O sete da esperança



O fraco desempenho da seleção de futebol na Copa fez o escrete canarinho despencar quatro posições no ranking da FIFA. O time brasileiro é, no momento, o de número sete no mundo. Uma das razões da queda foi a goleada sofrida diante dos alemães, quando levamos de sete. Por outro lado, na arena mundial da economia, a nossa já é a de número sete entre todas as potências.

Sete não é apenas conta de mentiroso, como diz a sabedoria popular, mas um número extremamente importante desde as culturas mais antigas. Há quem relacione sua origem às quatro fases da lua, cuja beleza se renova no firmamento em períodos de sete dias, ritmando nossas vidas em semanas. Numa das versões da mitologia de Ugarit, Baal, o cavaleiro das nuvens, mata o monstro Lotan, o mesmo Leviatã, dragão de sete cabeças.

Na Bíblia, por sua vez, o sete simboliza plenitude. No Antigo Testamento, ao cantar a lei da vingança, que abastece a espiral da violência, Lamec diz que se a vingança de Caim valia por sete, a dele valerá por setenta e sete. Nos sonhos do faraó, as vacas magras são sete e as bem cevadas, também; sete as tranças de Sansão; sete os dias de pães ázimos, e para curar da lepra, sete mergulhos de Naamã. Já no Novo Testamento, são sete os pães multiplicados e os cestos com o que sobrou. De Maria Madalena, sete demônios expulsos. No Apocalipse de João, sete igrejas e candelabros, sete selos e trombetas. E na matemática do cristão, o perdão generoso das sete vezes transborda para as setenta e sete do amor que não tem fim.

Por que, então, ficar com vergonha do sete? Se há setes que desonram, há outros que dão orgulho. Se a seleção – que não se confunde com nosso futebol inteiro e muito menos com nossa pátria – no ranking é só a sétima, em que isso afeta nossa vida? Quem dera nossa posição no ranking do IDH, a exemplo da economia, fosse pelo menos a número sete, para batermos no peito e dizermos que somos uma população em que muitos têm vida longa e saudável, acesso ao conhecimento e padrão de vida decente!

Justiça seja feita: nossos pobres de outrora já viveram períodos de vacas bem mais magras. Mas desigualdade ainda é muita, e cidadania plena, privilégio de alguns poucos que sempre lactaram nas tetas das bem cevadas.  Há muito ainda por fazer, e não bastam surtos sazonais de patriotismo, nem gritar o hino a capela, para construirmos um país melhor de se viver. Quantos dragões de sete cabeças teremos de vencer para não termos mais de cinquenta mil homicídios por ano, principalmente de jovens?  Conseguiremos ser um povo cordial se nosso canto for de vingança, que alimenta a espiral da violência? Sete banhos de limpeza bastarão para lavar a lepra das corrupções de todos nós?

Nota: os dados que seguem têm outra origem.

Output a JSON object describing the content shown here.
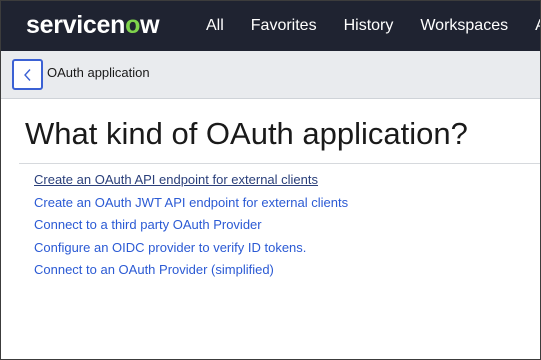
{
  "navbar": {
    "logo_text_before": "servicen",
    "logo_text_o": "o",
    "logo_text_after": "w",
    "items": [
      {
        "label": "All"
      },
      {
        "label": "Favorites"
      },
      {
        "label": "History"
      },
      {
        "label": "Workspaces"
      },
      {
        "label": "A"
      }
    ]
  },
  "header": {
    "title": "OAuth application",
    "back_icon": "chevron-left-icon"
  },
  "main": {
    "title": "What kind of OAuth application?",
    "links": [
      {
        "label": "Create an OAuth API endpoint for external clients"
      },
      {
        "label": "Create an OAuth JWT API endpoint for external clients"
      },
      {
        "label": "Connect to a third party OAuth Provider"
      },
      {
        "label": "Configure an OIDC provider to verify ID tokens."
      },
      {
        "label": "Connect to an OAuth Provider (simplified)"
      }
    ]
  },
  "colors": {
    "navbar_bg": "#1f2331",
    "logo_accent": "#7fd34c",
    "link": "#2b5ad4",
    "link_visited": "#2a3f7a",
    "focus_border": "#3b61d4",
    "subheader_bg": "#e9ebee"
  }
}
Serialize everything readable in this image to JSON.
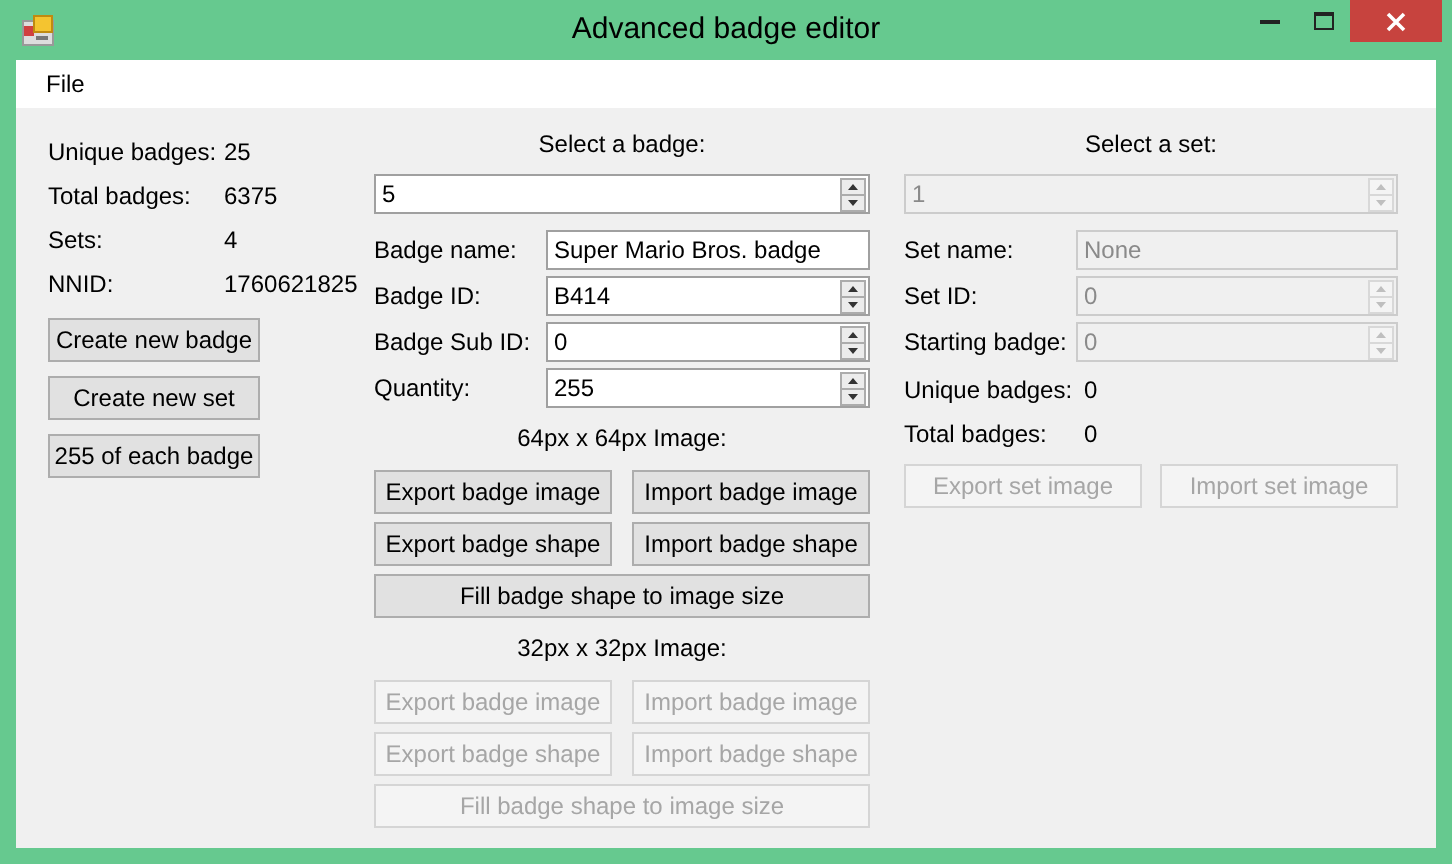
{
  "window": {
    "title": "Advanced badge editor"
  },
  "menu": [
    {
      "label": "File"
    }
  ],
  "stats": [
    {
      "label": "Unique badges:",
      "value": "25"
    },
    {
      "label": "Total badges:",
      "value": "6375"
    },
    {
      "label": "Sets:",
      "value": "4"
    },
    {
      "label": "NNID:",
      "value": "1760621825"
    }
  ],
  "actions": [
    {
      "label": "Create new badge",
      "disabled": false
    },
    {
      "label": "Create new set",
      "disabled": false
    },
    {
      "label": "255 of each badge",
      "disabled": false
    }
  ],
  "badge_panel": {
    "title": "Select a badge:",
    "selector": {
      "value": "5",
      "kind": "spinner",
      "disabled": false
    },
    "fields": [
      {
        "label": "Badge name:",
        "value": "Super Mario Bros. badge",
        "kind": "text",
        "disabled": false
      },
      {
        "label": "Badge ID:",
        "value": "B414",
        "kind": "spinner",
        "disabled": false
      },
      {
        "label": "Badge Sub ID:",
        "value": "0",
        "kind": "spinner",
        "disabled": false
      },
      {
        "label": "Quantity:",
        "value": "255",
        "kind": "spinner",
        "disabled": false
      }
    ],
    "sections": [
      {
        "heading": "64px x 64px Image:",
        "rows": [
          [
            {
              "label": "Export badge image",
              "disabled": false
            },
            {
              "label": "Import badge image",
              "disabled": false
            }
          ],
          [
            {
              "label": "Export badge shape",
              "disabled": false
            },
            {
              "label": "Import badge shape",
              "disabled": false
            }
          ],
          [
            {
              "label": "Fill badge shape to image size",
              "disabled": false
            }
          ]
        ]
      },
      {
        "heading": "32px x 32px Image:",
        "rows": [
          [
            {
              "label": "Export badge image",
              "disabled": true
            },
            {
              "label": "Import badge image",
              "disabled": true
            }
          ],
          [
            {
              "label": "Export badge shape",
              "disabled": true
            },
            {
              "label": "Import badge shape",
              "disabled": true
            }
          ],
          [
            {
              "label": "Fill badge shape to image size",
              "disabled": true
            }
          ]
        ]
      }
    ]
  },
  "set_panel": {
    "title": "Select a set:",
    "selector": {
      "value": "1",
      "kind": "spinner",
      "disabled": true
    },
    "fields": [
      {
        "label": "Set name:",
        "value": "None",
        "kind": "text",
        "disabled": true
      },
      {
        "label": "Set ID:",
        "value": "0",
        "kind": "spinner",
        "disabled": true
      },
      {
        "label": "Starting badge:",
        "value": "0",
        "kind": "spinner",
        "disabled": true
      }
    ],
    "stats": [
      {
        "label": "Unique badges:",
        "value": "0"
      },
      {
        "label": "Total badges:",
        "value": "0"
      }
    ],
    "buttons": [
      {
        "label": "Export set image",
        "disabled": true
      },
      {
        "label": "Import set image",
        "disabled": true
      }
    ]
  }
}
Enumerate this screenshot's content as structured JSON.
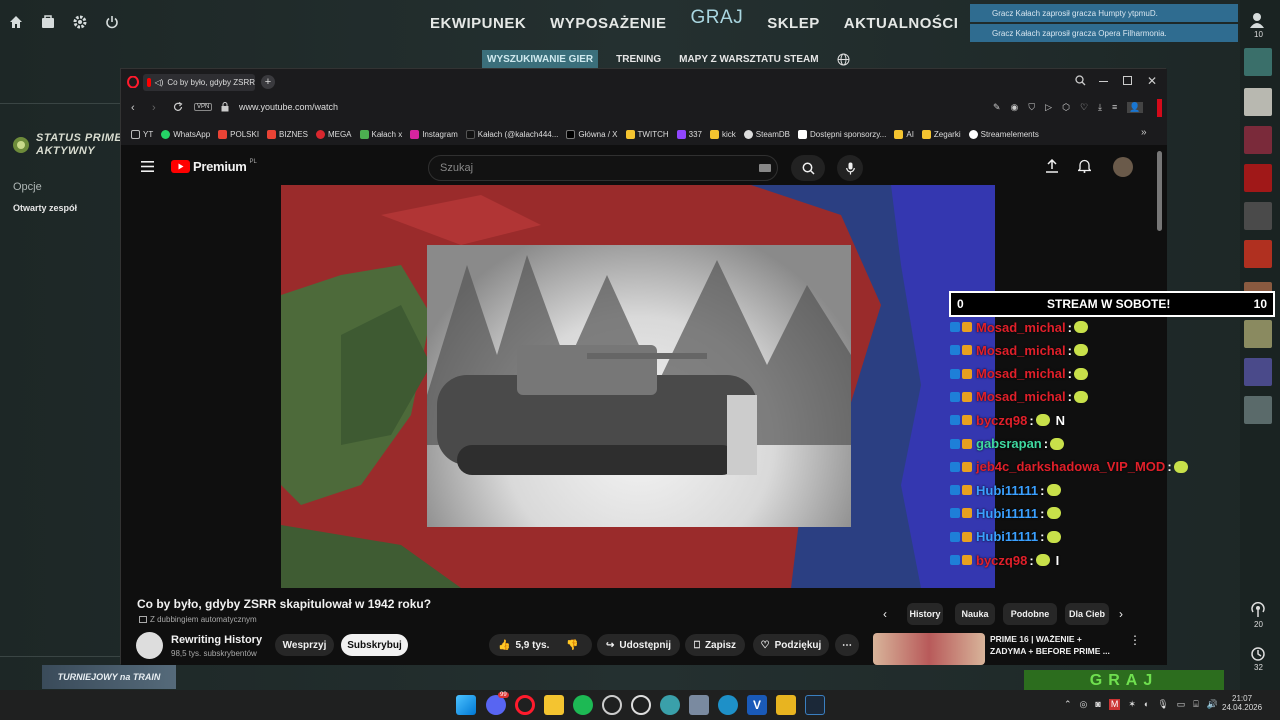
{
  "csgo": {
    "nav": [
      "EKWIPUNEK",
      "WYPOSAŻENIE",
      "GRAJ",
      "SKLEP",
      "AKTUALNOŚCI"
    ],
    "subnav": [
      "WYSZUKIWANIE GIER",
      "TRENING",
      "MAPY Z WARSZTATU STEAM"
    ],
    "notifications": [
      "Gracz Kałach zaprosił gracza Humpty ytpmuD.",
      "Gracz Kałach zaprosił gracza Opera Filharmonia."
    ],
    "prime_line1": "STATUS PRIME",
    "prime_line2": "AKTYWNY",
    "options_label": "Opcje",
    "team_label": "Otwarty zespół",
    "friends_count": "10",
    "count_20": "20",
    "count_32": "32",
    "tournament_label": "TURNIEJOWY na TRAIN",
    "play_button": "GRAJ"
  },
  "browser": {
    "tab_title": "Co by było, gdyby ZSRR",
    "url": "www.youtube.com/watch",
    "vpn_label": "VPN",
    "bookmarks": [
      "YT",
      "WhatsApp",
      "POLSKI",
      "BIZNES",
      "MEGA",
      "Kałach x",
      "Instagram",
      "Kałach (@kalach444...",
      "Główna / X",
      "TWITCH",
      "337",
      "kick",
      "SteamDB",
      "Dostępni sponsorzy...",
      "AI",
      "Zegarki",
      "Streamelements"
    ]
  },
  "youtube": {
    "logo": "Premium",
    "logo_sup": "PL",
    "search_placeholder": "Szukaj",
    "video_title": "Co by było, gdyby ZSRR skapitulował w 1942 roku?",
    "dubbing": "Z dubbingiem automatycznym",
    "channel_name": "Rewriting History",
    "subscribers": "98,5 tys. subskrybentów",
    "support_button": "Wesprzyj",
    "subscribe_button": "Subskrybuj",
    "likes": "5,9 tys.",
    "share_button": "Udostępnij",
    "save_button": "Zapisz",
    "thanks_button": "Podziękuj",
    "chips": [
      "History",
      "Nauka",
      "Podobne",
      "Dla Cieb"
    ],
    "rec_title_1": "PRIME 16 | WAŻENIE +",
    "rec_title_2": "ZADYMA + BEFORE PRIME ..."
  },
  "overlay": {
    "counter": "0",
    "banner": "STREAM W SOBOTE!",
    "count_right": "10",
    "messages": [
      {
        "user": "Mosad_michal",
        "color": "#e0202a",
        "text": ""
      },
      {
        "user": "Mosad_michal",
        "color": "#e0202a",
        "text": ""
      },
      {
        "user": "Mosad_michal",
        "color": "#e0202a",
        "text": ""
      },
      {
        "user": "Mosad_michal",
        "color": "#e0202a",
        "text": ""
      },
      {
        "user": "byczq98",
        "color": "#e0202a",
        "text": "N"
      },
      {
        "user": "gabsrapan",
        "color": "#3fd8a0",
        "text": ""
      },
      {
        "user": "jeb4c_darkshadowa_VIP_MOD",
        "color": "#e0202a",
        "text": ""
      },
      {
        "user": "Hubi11111",
        "color": "#3aa0ff",
        "text": ""
      },
      {
        "user": "Hubi11111",
        "color": "#3aa0ff",
        "text": ""
      },
      {
        "user": "Hubi11111",
        "color": "#3aa0ff",
        "text": ""
      },
      {
        "user": "byczq98",
        "color": "#e0202a",
        "text": "I"
      }
    ]
  },
  "taskbar": {
    "time": "21:07",
    "date": "24.04.2026",
    "discord_badge": "99"
  }
}
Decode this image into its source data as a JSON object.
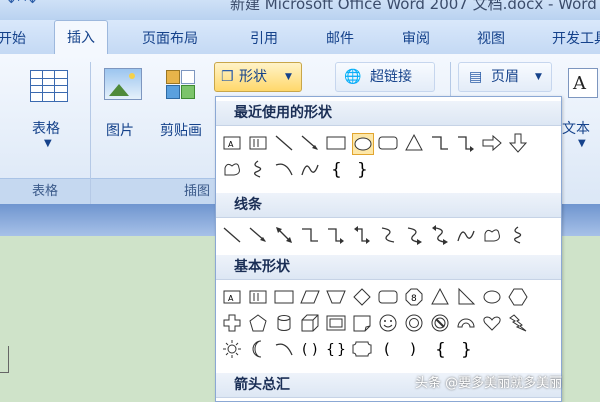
{
  "window": {
    "title": "新建 Microsoft Office Word 2007 文档.docx - Word"
  },
  "tabs": [
    {
      "label": "开始"
    },
    {
      "label": "插入"
    },
    {
      "label": "页面布局"
    },
    {
      "label": "引用"
    },
    {
      "label": "邮件"
    },
    {
      "label": "审阅"
    },
    {
      "label": "视图"
    },
    {
      "label": "开发工具"
    }
  ],
  "ribbon": {
    "table_label": "表格",
    "table_group": "表格",
    "picture_label": "图片",
    "clipart_label": "剪贴画",
    "shapes_label": "形状",
    "hyperlink_label": "超链接",
    "header_label": "页眉",
    "textbox_label": "文本",
    "illustrations_group": "插图"
  },
  "dropdown": {
    "recent_title": "最近使用的形状",
    "lines_title": "线条",
    "basic_title": "基本形状",
    "arrows_title": "箭头总汇"
  },
  "watermark": "头条 @要多美丽就多美丽"
}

Da Copa podemos tirar lições. Se o time perdeu feio, nossa gente fez bonito. A seleção tomou um baile dos alemães, mas o nativo os ensinou a bailar.  Com eles aprendemos que o jeitinho brasileiro não basta, pois disciplina é sempre preciso; não basta o drible do craque, sem organização da equipe. Mas para eles e para o mundo deixamos imagens bonitas, de um povo tão hospitaleiro, cuja alegria de viver não deve depender só de vibrar com bola na rede, nem que sejam sete delas, e sim da ação de todo o povo, dos heróis anônimos do dia a dia, que produzem a sétima economia, mas não conseguem desfrutar de forma plena, da riqueza por nós todos produzida. Assim, o  sete que agora envergonha pode  apontar para um caminho de esperança.